Chinese Environment Protection Minister Calls His Department One Of World’s Most Embarrasing
As environmental pollution in China continues to worsen, the state’s environment protection minister, Zhou Shengxian admitted in an interview with state media on Tuesday that his own department was one of “the four major embarrassing departments in the world.”
Zhou pointed out inefficiencies in his department, such as having overlapping functions. “Water and land pollution is not managed by the same department, same with carbon monoxide and carbon dioxide pollution.”
Zhou then said, “I heard there are four major embarrassing departments in the world and China’s Ministry of Environmental Protection is one of them.”
His comment comes ahead of mounting evidence that pollution is worsening in China. A recent study revealed that air pollution in northern China has cut off life expectancy by an average of 5.5 years for those who live in the region.
Still, Zhou stuck to the Party line, arguing that if the state “does not persevere with ‘scientific development,’ then development would turn a healthy person into a sick person.” “Scientific development” is a slogan of former Chinese Communist Party leader Hu Jintao, an ideology meaning the state can achieve sustainable development through tested methods of governance that allow for both economic growth and “social stability,” code for continued communist rule.
On the same day, a magazine offshoot of the state newspaper People’s Daily published a report where an official said that if the regime continues to emphasize GDP growth at the expense of the environment, the North China plain will disappear after 30 years.
Yang Weimin, deputy director of the coordinating office of the Leading Group for Financial and Economic Affairs, a committee in charge of devising the state’s economic policies, told the magazine that if the government does not take action soon to prevent desertification of the area, the fertile plain may disappear completely.
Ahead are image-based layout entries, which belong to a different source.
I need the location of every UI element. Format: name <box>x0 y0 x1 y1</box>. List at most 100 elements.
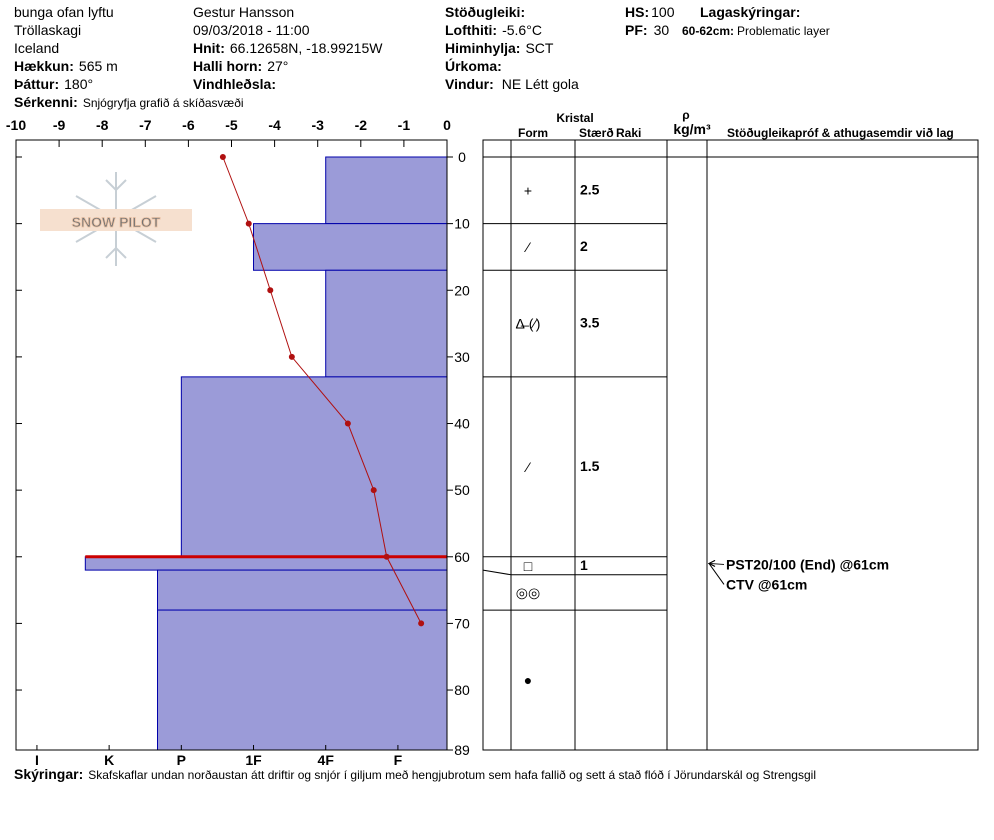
label: Lofthiti: <box>445 22 497 38</box>
label: HS: <box>625 4 649 20</box>
label: Sérkenni: <box>14 94 78 110</box>
hardness-tick-label: P <box>177 752 186 768</box>
value: SCT <box>525 40 553 56</box>
temperature-point <box>288 353 295 360</box>
pf: PF: 30 <box>625 22 669 38</box>
temperature-line <box>222 156 422 624</box>
temperature-point <box>370 487 377 494</box>
layer-connector <box>482 569 512 576</box>
y-tick-label: 30 <box>454 349 470 365</box>
grain-size: 1.5 <box>580 458 600 474</box>
y-tick-label: 60 <box>454 549 470 565</box>
test-comment: CTV @61cm <box>726 576 807 592</box>
grain-form: □ <box>524 558 533 574</box>
temperature-point <box>267 287 274 294</box>
value: Snjógryfja grafið á skíðasvæði <box>83 96 244 110</box>
table-header: Raki <box>616 126 641 140</box>
temperature-point <box>344 420 351 427</box>
logo: SNOW PILOT <box>40 172 192 266</box>
temperature-point <box>383 553 390 560</box>
hardness-bar <box>180 376 448 558</box>
value: NE Létt gola <box>502 76 579 92</box>
wind: Vindur: NE Létt gola <box>445 76 579 92</box>
hardness-bar <box>325 269 448 378</box>
hardness-tick-label: I <box>35 752 39 768</box>
hardness-bar <box>325 156 448 225</box>
precip: Úrkoma: <box>445 57 502 74</box>
temperature-point <box>219 154 226 160</box>
test-arrow <box>708 562 725 565</box>
coords: Hnit: 66.12658N, -18.99215W <box>193 40 383 56</box>
y-tick-label: 89 <box>454 742 470 758</box>
stability: Stöðugleiki: <box>445 4 525 20</box>
y-tick-label: 40 <box>454 416 470 432</box>
label: Hækkun: <box>14 58 74 74</box>
value: 30 <box>654 22 670 38</box>
y-tick-label: 20 <box>454 282 470 298</box>
value: 180° <box>64 76 93 92</box>
grain-form: + <box>524 182 532 198</box>
elevation: Hækkun: 565 m <box>14 58 118 74</box>
table-header: Stöðugleikapróf & athugasemdir við lag <box>727 126 954 140</box>
x-tick-label: -9 <box>53 117 66 133</box>
y-tick-label: 10 <box>454 216 470 232</box>
x-tick-label: -1 <box>398 117 411 133</box>
grain-form: ⁄ <box>524 459 532 475</box>
hardness-bar <box>157 569 448 611</box>
datetime: 09/03/2018 - 11:00 <box>193 22 310 38</box>
grain-size: 3.5 <box>580 315 600 331</box>
label: PF: <box>625 22 648 38</box>
label: Halli horn: <box>193 58 262 74</box>
value: 565 m <box>79 58 118 74</box>
label: Vindur: <box>445 76 494 92</box>
label: Þáttur: <box>14 76 59 92</box>
text: Problematic layer <box>737 24 830 38</box>
table-header: Kristal <box>556 111 593 125</box>
observer: Gestur Hansson <box>193 4 294 20</box>
value: 100 <box>651 4 675 20</box>
grain-size: 1 <box>580 557 588 573</box>
y-tick-label: 0 <box>458 149 466 165</box>
header: bunga ofan lyftu Tröllaskagi Iceland Hæk… <box>14 4 830 110</box>
region: Tröllaskagi <box>14 22 81 38</box>
label: Hnit: <box>193 40 225 56</box>
sky: Himinhylja: SCT <box>445 40 554 56</box>
value: 27° <box>267 58 288 74</box>
text: Skafskaflar undan norðaustan átt driftir… <box>88 768 816 782</box>
country: Iceland <box>14 40 59 56</box>
test-arrowhead <box>707 559 716 567</box>
hardness-tick-label: K <box>104 752 114 768</box>
hardness-tick-label: 4F <box>318 752 335 768</box>
footer: Skýringar: Skafskaflar undan norðaustan á… <box>14 766 816 782</box>
aspect: Þáttur: 180° <box>14 76 93 92</box>
logo-band <box>40 209 192 231</box>
temperature-point <box>245 220 252 227</box>
y-tick-label: 70 <box>454 615 470 631</box>
table-frame <box>482 139 979 751</box>
x-tick-label: -6 <box>182 117 195 133</box>
table-header: Form <box>518 126 548 140</box>
grain-form: ● <box>524 672 532 688</box>
layer-notes-title: Lagaskýringar: <box>700 4 800 20</box>
table-header: ρ <box>682 108 689 122</box>
y-tick-label: 50 <box>454 482 470 498</box>
temperature-point <box>418 620 425 627</box>
logo-text: SNOW PILOT <box>72 214 161 230</box>
hardness-bar <box>157 609 448 751</box>
x-tick-label: -10 <box>6 117 26 133</box>
features: Sérkenni: Snjógryfja grafið á skíðasvæði <box>14 94 244 110</box>
grain-form: Δ̶ (⁄) <box>516 316 541 332</box>
label: Skýringar: <box>14 766 83 782</box>
grain-form: ⁄ <box>524 239 532 255</box>
air-temp: Lofthiti: -5.6°C <box>445 22 542 38</box>
value: 66.12658N, -18.99215W <box>230 40 383 56</box>
x-tick-label: -2 <box>355 117 368 133</box>
label: Himinhylja: <box>445 40 520 56</box>
x-tick-label: -8 <box>96 117 109 133</box>
value: -5.6°C <box>502 22 542 38</box>
test-arrow <box>708 563 725 585</box>
hardness-tick-label: F <box>394 752 403 768</box>
hardness-tick-label: 1F <box>245 752 262 768</box>
wind-loading: Vindhleðsla: <box>193 76 276 92</box>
Netizens were critical of Zhou and his department for failing to alleviate China’s environmental problems. On Sina Weibo, China’s Twitter-like microblogging platform, “Xue Man Zi,” a popular blogger with over 11 million followers, posted: “I have never heard you [Zhou] or the Ministry of Environmental Protection apologize to the Chinese people. Don’t give us empty talk. Air, soil, and water pollution in China has reached its most dangerous moment, we cannot watch and do nothing anymore as people are being poisoned!”